Business | Markets
Arab economies ill-prepared for global shocks
Like anyone invested in global financial markets, Arab sovereign funds, investment banks and rich individuals are taking a severe beating.
Beirut: Like anyone invested in global financial markets, Arab sovereign funds, investment banks and rich individuals are taking a severe beating.
Also getting queasy are those who have poured money into real estate ventures in boom towns like Dubai or Doha, or the frothy housing markets of Amman, Damascus and Beirut that have been fuel-led by remittances and investments from the Gulf.
"People who have money in the Middle East are deeply plugged into the global financial system. They have nowhere else to go," argued Rami Khouri, a Beirut-based Middle East commentator.

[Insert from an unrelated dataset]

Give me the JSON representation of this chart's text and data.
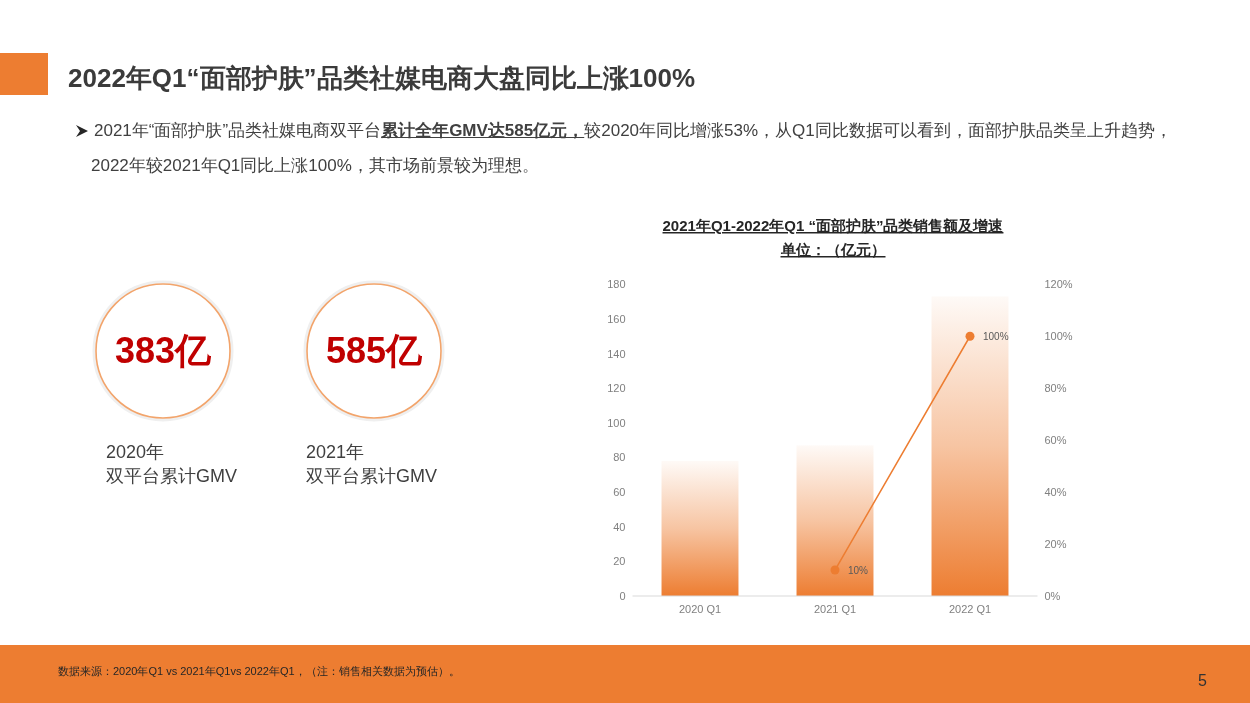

"We are getting a double whammy - the direct impact of the global financial crisis and the cumulative backlash of our own mediocre public policies in the last 40 years."
Change in fortunes
Middle East stock markets, at first shielded by the region's vast oil money inflows, saw panic selling this week amid fears that a five-year Gulf property boom was over and developers would have to merge as financing conditions worsened.
Kuwait slashed its benchmark discount rate by 125 basis point to 4.50 per cent from 5.75 on Wednesday to shore up its economy, putting pressure on other Gulf banks to follow suit.
A plunge in world oil prices to around $89.27 a barrel from a record $147 in July has provided another sharp reminder of the vulnerability of many Arab economies to global shocks - even those where free-market policies have made only slow inroads.
"The Arab region is not yet fully globalised. It represents no more than 2.5 per cent of the world economy, from which it is still disconnected, except for oil," said Louis Hobeika, an economics professor at Lebanon's Notre Dame University.
That disconnect might provide some protection from global upheaval, he added. "However, during a period of recovery, we lose a lot because we don't grow with the rest of the world."
In Egypt, the world crisis should make free-market reforms like privatisation all the more urgent, said Angus Blair, head of research at investment bank Beltone Financial in Cairo.